I am reading the paper "On the Existence of Disintegrations" by Dubins and Prikry and I am having a hard time proving their Lemma 1 (whose proof is omitted). Here is a reformulation of the statement:
Fix a set $S$ and a partition $\pi$ of $S$. Let $F$ be a set of bounded real-valued functions.

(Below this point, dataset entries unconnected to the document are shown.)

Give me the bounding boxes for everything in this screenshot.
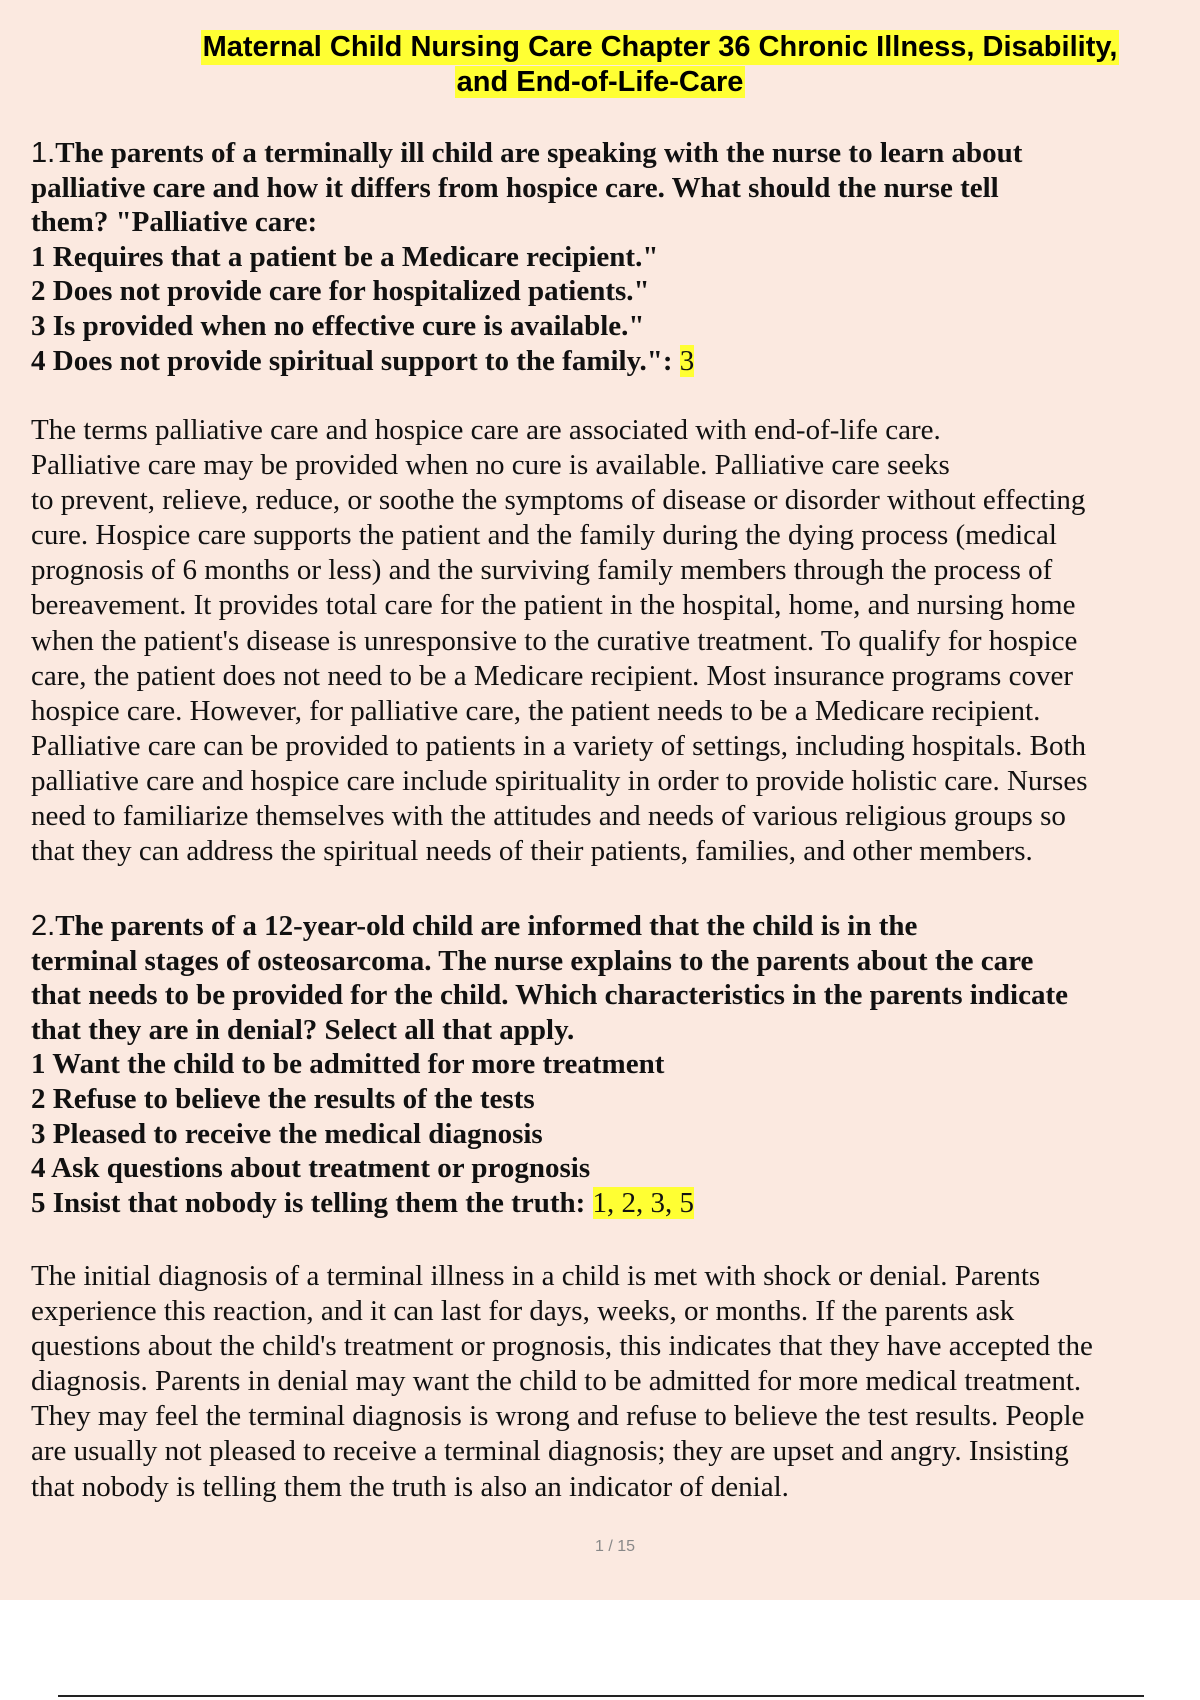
rationale-line: when the patient's disease is unresponsive to the curative treatment. To qualify for hospice: [31, 624, 1078, 657]
question-1-number: 1.: [31, 137, 56, 169]
page-divider: [58, 1695, 1144, 1697]
rationale-line: bereavement. It provides total care for the patient in the hospital, home, and nursing home: [31, 589, 1076, 622]
rationale-line: questions about the child's treatment or prognosis, this indicates that they have accepted the: [31, 1330, 1093, 1363]
rationale-line: cure. Hospice care supports the patient and the family during the dying process (medical: [31, 519, 1057, 552]
question-2-stem-line: The parents of a 12-year-old child are informed that the child is in the: [55, 910, 918, 942]
rationale-line: The initial diagnosis of a terminal illness in a child is met with shock or denial. Parents: [31, 1260, 1041, 1292]
question-2-option: 1 Want the child to be admitted for more treatment: [31, 1048, 665, 1081]
rationale-line: that nobody is telling them the truth is also an indicator of denial.: [31, 1470, 789, 1503]
question-2-stem-line: that they are in denial? Select all that apply.: [31, 1013, 575, 1046]
question-1-rationale: [31, 413, 1200, 869]
question-2-option: 3 Pleased to receive the medical diagnosis: [31, 1117, 543, 1150]
question-2-stem-line: that needs to be provided for the child. Which characteristics in the parents indicate: [31, 979, 1069, 1012]
rationale-line: palliative care and hospice care include spirituality in order to provide holistic care. Nurses: [31, 764, 1088, 797]
rationale-line: They may feel the terminal diagnosis is wrong and refuse to believe the test results. People: [31, 1400, 1085, 1433]
rationale-line: that they can address the spiritual needs of their patients, families, and other members.: [31, 835, 1033, 868]
question-1-stem-line: The parents of a terminally ill child are speaking with the nurse to learn about: [55, 137, 1023, 169]
rationale-line: hospice care. However, for palliative care, the patient needs to be a Medicare recipient.: [31, 694, 1041, 727]
page-number: 1 / 15: [594, 1538, 636, 1555]
question-1-option: 4 Does not provide spiritual support to the family.":: [31, 344, 673, 377]
question-1-option: 1 Requires that a patient be a Medicare recipient.": [31, 240, 659, 273]
question-1: [31, 136, 1200, 378]
rationale-line: need to familiarize themselves with the attitudes and needs of various religious groups so: [31, 800, 1066, 833]
question-1-stem-line: palliative care and how it differs from hospice care. What should the nurse tell: [31, 171, 999, 204]
rationale-line: to prevent, relieve, reduce, or soothe the symptoms of disease or disorder without effecting: [31, 484, 1086, 517]
rationale-line: The terms palliative care and hospice care are associated with end-of-life care.: [31, 414, 941, 446]
title-line-2: and End-of-Life-Care: [456, 66, 744, 98]
question-2-answer: 1, 2, 3, 5: [592, 1186, 695, 1219]
question-1-option: 2 Does not provide care for hospitalized patients.": [31, 275, 650, 308]
rationale-line: care, the patient does not need to be a Medicare recipient. Most insurance programs cover: [31, 659, 1073, 692]
rationale-line: experience this reaction, and it can last for days, weeks, or months. If the parents ask: [31, 1295, 1015, 1328]
question-1-answer: 3: [679, 344, 695, 377]
question-2: [31, 909, 1200, 1220]
rationale-line: Palliative care can be provided to patients in a variety of settings, including hospitals. Both: [31, 729, 1087, 762]
title-line-1: Maternal Child Nursing Care Chapter 36 Chronic Illness, Disability,: [202, 31, 1118, 63]
question-2-number: 2.: [31, 910, 56, 942]
question-2-option: 2 Refuse to believe the results of the tests: [31, 1082, 535, 1115]
question-1-option: 3 Is provided when no effective cure is available.": [31, 309, 645, 342]
question-2-stem-line: terminal stages of osteosarcoma. The nurse explains to the parents about the care: [31, 944, 1034, 977]
question-2-option: 4 Ask questions about treatment or prognosis: [31, 1152, 591, 1185]
rationale-line: diagnosis. Parents in denial may want the child to be admitted for more medical treatment.: [31, 1365, 1082, 1398]
question-2-rationale: [31, 1259, 1200, 1505]
document-title: [0, 30, 1200, 100]
rationale-line: are usually not pleased to receive a terminal diagnosis; they are upset and angry. Insisting: [31, 1435, 1069, 1468]
rationale-line: prognosis of 6 months or less) and the surviving family members through the process of: [31, 554, 1053, 587]
rationale-line: Palliative care may be provided when no cure is available. Palliative care seeks: [31, 449, 950, 482]
question-2-option: 5 Insist that nobody is telling them the truth:: [31, 1186, 586, 1219]
question-1-stem-line: them? "Palliative care:: [31, 206, 318, 239]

Without loss of generality, we identify a set with its indicator function (which is a bounded real-valued function) and assume that $\mathcal{P}(S)\subset F$. A $\pi$-kernel is a map $\kappa(.|.): F\times\pi\rightarrow\mathbb{R}$ such that, for every $h$, $\kappa(.|h)$ is an order-preserving linear functional with $\kappa(h|h)=1$ and $\kappa(f|h)\leq\sup f1_h$. Intuitively $\kappa(f|h)$ is the conditional expectation of $f$ given $h$. For each $f$, let $\tilde{f}:S\rightarrow\mathbb{R}$ be the real-valued function given by $$\tilde{f}(w)=\kappa(f|h), \text{ if $w\in h$}$$
Now consider the following two claims:
- For all $f$, if $\kappa(f|h)>0$ for all $h$, then for all positive $\epsilon$, $P\{f<-\epsilon\}=0$;
- There is an expectation on $\{\tilde{f}: f\in F\}$(an expectation $P$ on $F$ is a linear functional defined on $F$ with $Pf\leq\sup f$) such that $$Pf=Q(\tilde{f}).$$ Dubins and Prikry claim that 1 implies 2, and the proof is straightforward. However, I am having a hard time seeing why this is the case. Any hint would be greatly appreciated.